Primary tabs

CyberÉdito

Axe majeur dans la maîtrise des risques, la cartographie du SI échappe pourtant au RSSI

« L’élaboration d’une cartographie du système d’information est le premier pas vers une meilleure connaissance du système d’information. » : voici la première règle du guide d’hygiène publié par l’ANSSI. En effet, comment imaginer maîtriser un système dont on ne connait pas les constituants : comment analyser efficacement une attaque sans savoir à quoi les équipements victimes ou les accès attaqués sont utilisés ? Comment déterminer la surface réelle d’une attaque sans connaître les relations d’approbation qui existent entre domaines d’administration ? Comment déterminer le niveau d’exposition du SI sans savoir où se trouvent les informations sensibles ou les points d’accès avec l’extérieur ?

Force est de constater que la maturité en matière d’inventaire patrimonial du SI des entreprises est à ce jour très faible. L’ampleur de la tâche est bien souvent un motif de découragement, sans compter sur la nécessaire dimension collaborative des travaux : métiers, urbanistes, techniciens et SSI doivent partager des visions communes. Les entreprises considèrent alors qu’il sera plus facile de réunir les experts en cas de besoin : encore faut-il les connaitre, qu’ils soient disponibles et rapidement mobilisables et que chacun ait une connaissance réellement opérationnelle des architectures.

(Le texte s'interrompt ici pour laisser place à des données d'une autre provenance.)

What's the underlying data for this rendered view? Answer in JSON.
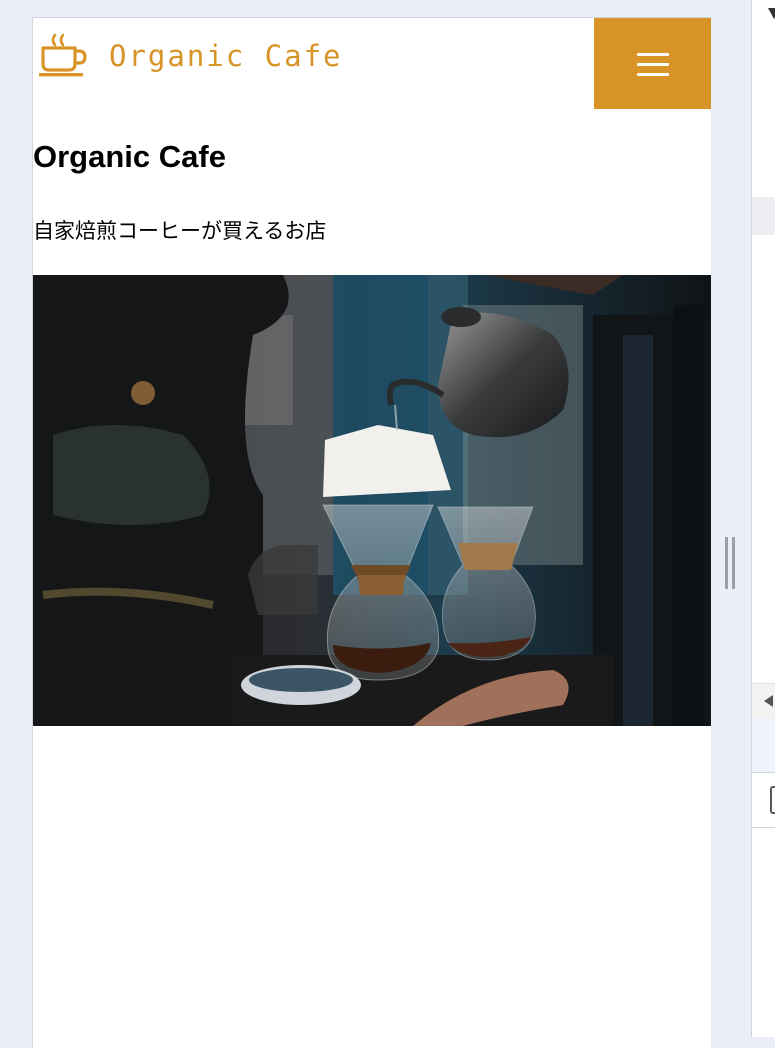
{
  "header": {
    "logo_text": "Organic Cafe",
    "logo_icon": "coffee-cup-icon",
    "menu_icon": "hamburger-menu-icon"
  },
  "main": {
    "title": "Organic Cafe",
    "tagline": "自家焙煎コーヒーが買えるお店"
  },
  "hero": {
    "image": "pour-over-coffee-photo"
  },
  "colors": {
    "accent": "#d99428",
    "page_bg": "#e9eef8",
    "text": "#000000"
  }
}
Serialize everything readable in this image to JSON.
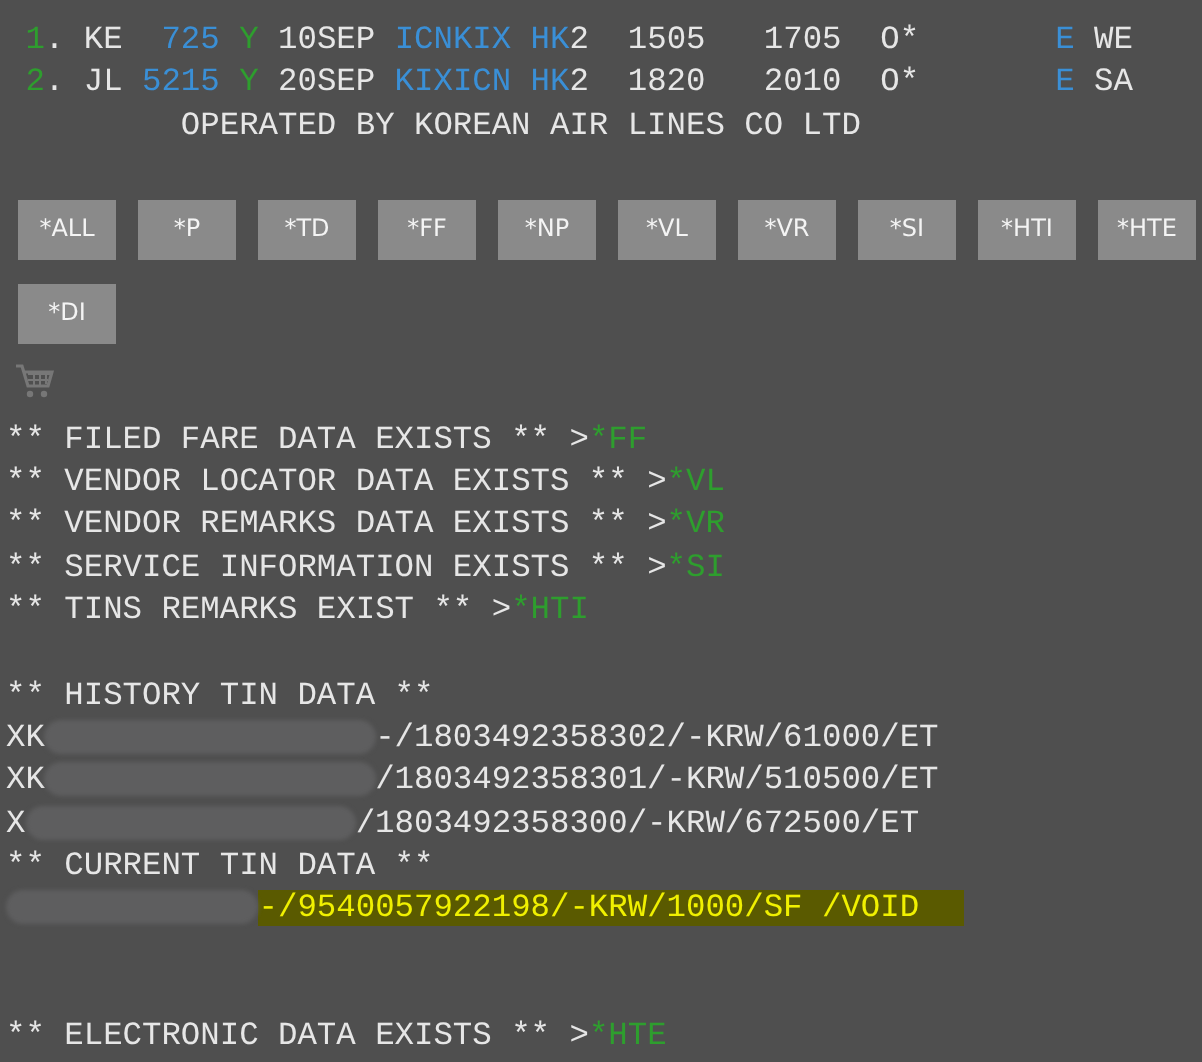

Que peut faire le RSSI face à ce constat ? Convaincre la Direction et la DSI de s’engager dans un projet d’entreprise pour élaborer des cartographies du SI et s’inscrire comme client de cette démarche. De son côté, le RSSI peut commencer par se donner les moyens de pouvoir réunir rapidement les sachants en cas de besoin, se procurer l’inventaire des applications réellement exploitées (les plus sensibles et les plus exposées), et construire une vision exacte de l’architecture logique du SI (points d’accès externes, fonctions de filtrages et de routage, zones de confiance, fonctions des serveurs) et des périmètres d’administration. Pour chaque type d’inventaire, le RSSI doit définir le niveau de granularité adapté, issu du compromis entre capacité à maintenir à jour une information (volatilité, outils de recueil, qualité) et besoins liés aux interventions de cyberdéfense.